No, huelga decir, un ser humano poco agresivo o poco
combativo. Soy una señora mayor enfadada, arreando mi bolso para mantener a
raya matones y rufianes. Pero no me considero, ni nadie debería considerarse,
heroica por hacer esto. Es simplemente una de esas malditas cosas que tienes
que hacer para poder seguir recolectando avena brava y contando relatos.
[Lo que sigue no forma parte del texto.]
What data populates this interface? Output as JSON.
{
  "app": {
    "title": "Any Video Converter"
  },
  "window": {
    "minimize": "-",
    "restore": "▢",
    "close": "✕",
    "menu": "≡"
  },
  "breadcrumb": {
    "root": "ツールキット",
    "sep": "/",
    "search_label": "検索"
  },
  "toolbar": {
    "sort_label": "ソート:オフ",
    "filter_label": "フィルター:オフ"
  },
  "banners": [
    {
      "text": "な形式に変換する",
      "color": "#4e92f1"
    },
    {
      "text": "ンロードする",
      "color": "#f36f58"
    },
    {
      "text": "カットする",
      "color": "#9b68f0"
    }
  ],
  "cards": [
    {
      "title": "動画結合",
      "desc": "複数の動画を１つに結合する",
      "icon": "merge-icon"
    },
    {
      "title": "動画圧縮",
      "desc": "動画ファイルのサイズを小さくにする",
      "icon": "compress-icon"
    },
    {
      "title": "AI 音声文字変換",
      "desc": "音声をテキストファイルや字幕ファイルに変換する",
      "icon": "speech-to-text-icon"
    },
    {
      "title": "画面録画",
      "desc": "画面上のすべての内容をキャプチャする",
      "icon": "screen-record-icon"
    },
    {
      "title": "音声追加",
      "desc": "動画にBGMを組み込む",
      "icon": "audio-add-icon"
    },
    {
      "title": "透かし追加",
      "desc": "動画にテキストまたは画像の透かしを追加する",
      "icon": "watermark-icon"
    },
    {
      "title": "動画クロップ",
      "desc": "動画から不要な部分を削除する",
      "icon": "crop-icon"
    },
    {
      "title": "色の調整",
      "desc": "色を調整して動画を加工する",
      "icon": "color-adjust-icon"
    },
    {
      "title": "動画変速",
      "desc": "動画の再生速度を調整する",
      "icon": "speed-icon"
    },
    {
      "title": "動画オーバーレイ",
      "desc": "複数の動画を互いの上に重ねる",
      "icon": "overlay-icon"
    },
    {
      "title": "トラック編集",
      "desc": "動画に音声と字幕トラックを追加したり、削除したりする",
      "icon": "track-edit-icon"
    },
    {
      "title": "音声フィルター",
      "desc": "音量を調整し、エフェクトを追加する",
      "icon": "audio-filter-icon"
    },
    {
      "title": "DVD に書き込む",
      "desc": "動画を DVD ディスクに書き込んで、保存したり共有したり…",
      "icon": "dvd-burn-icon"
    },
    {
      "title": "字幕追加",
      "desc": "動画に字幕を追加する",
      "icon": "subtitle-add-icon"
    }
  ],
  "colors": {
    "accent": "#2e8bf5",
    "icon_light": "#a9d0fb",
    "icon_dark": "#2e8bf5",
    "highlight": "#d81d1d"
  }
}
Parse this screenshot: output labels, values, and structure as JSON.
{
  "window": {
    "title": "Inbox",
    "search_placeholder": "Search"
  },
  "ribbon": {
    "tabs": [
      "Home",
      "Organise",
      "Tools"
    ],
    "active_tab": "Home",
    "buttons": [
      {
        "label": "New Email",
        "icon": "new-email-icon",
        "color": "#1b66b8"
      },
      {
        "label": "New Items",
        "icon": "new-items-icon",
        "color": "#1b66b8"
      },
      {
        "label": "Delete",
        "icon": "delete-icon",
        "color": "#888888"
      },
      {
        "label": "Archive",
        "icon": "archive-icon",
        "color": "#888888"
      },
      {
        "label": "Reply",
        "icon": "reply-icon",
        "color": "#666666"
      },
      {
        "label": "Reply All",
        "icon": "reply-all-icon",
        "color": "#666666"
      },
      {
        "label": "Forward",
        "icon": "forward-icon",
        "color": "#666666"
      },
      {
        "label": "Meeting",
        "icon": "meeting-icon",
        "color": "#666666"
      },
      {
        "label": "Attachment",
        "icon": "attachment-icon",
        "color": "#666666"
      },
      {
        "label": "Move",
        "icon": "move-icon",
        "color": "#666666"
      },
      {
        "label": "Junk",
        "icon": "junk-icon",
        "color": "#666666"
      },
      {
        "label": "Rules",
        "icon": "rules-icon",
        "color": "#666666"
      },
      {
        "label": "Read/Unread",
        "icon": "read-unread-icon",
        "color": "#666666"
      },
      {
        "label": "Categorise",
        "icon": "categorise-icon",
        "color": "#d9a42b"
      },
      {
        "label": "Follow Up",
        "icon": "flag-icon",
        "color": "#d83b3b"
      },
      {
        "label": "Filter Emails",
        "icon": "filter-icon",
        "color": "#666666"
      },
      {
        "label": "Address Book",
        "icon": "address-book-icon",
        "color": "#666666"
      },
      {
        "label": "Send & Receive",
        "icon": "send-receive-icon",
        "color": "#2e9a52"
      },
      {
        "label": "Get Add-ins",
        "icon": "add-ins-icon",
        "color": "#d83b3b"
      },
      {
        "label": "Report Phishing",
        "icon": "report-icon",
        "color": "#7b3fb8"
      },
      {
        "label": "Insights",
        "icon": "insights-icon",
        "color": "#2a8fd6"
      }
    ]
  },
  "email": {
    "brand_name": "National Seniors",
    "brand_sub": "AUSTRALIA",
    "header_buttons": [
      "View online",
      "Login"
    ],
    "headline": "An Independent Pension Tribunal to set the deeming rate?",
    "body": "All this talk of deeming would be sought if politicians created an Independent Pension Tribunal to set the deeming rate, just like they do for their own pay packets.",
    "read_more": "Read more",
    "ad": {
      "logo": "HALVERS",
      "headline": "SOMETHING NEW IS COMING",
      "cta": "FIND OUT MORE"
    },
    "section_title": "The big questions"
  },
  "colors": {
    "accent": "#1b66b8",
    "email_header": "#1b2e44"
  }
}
El relato es lo importante. Es el relato el me escondió mi
propia humanidad, el relato que contaron los cazadores de mamuts sobre atizar,
penetrar, violar, matar, el relato del Héroe. El maravilloso, envenenado relato
del Botulismo. El relato del asesino.
A veces, parece que este relato está tocando a su fin. Para
que no se llegue a la situación de que ya no quede nadie contando relatos,
algunos de nosotros aquí entre la avena brava, entre el maíz alienígena,
creemos que es mejor empezar a contar otro relato, que quizás la gente pueda
seguir desarrollando cuando el antiguo relato haya terminado. Quizás. El
problema es que nos hemos permitido ser parte del relato asesino, y puede que
su fin también sea el nuestro. Por eso es con cierta sensación de urgencia que
busco la naturaleza, el sujeto, las palabras del otro relato, del nunca
contado, del relato de la vida.
Es un relato extraño, no se nos da con facilidad, no se nos
pone en la punta de la lengua con la misma facilidad con la que lo hace el
relato asesino. Aun así, «nunca contado» fue una exageración. La gente lleva
siglos contando el relato de la vida, en muchos tipos de palabras y maneras.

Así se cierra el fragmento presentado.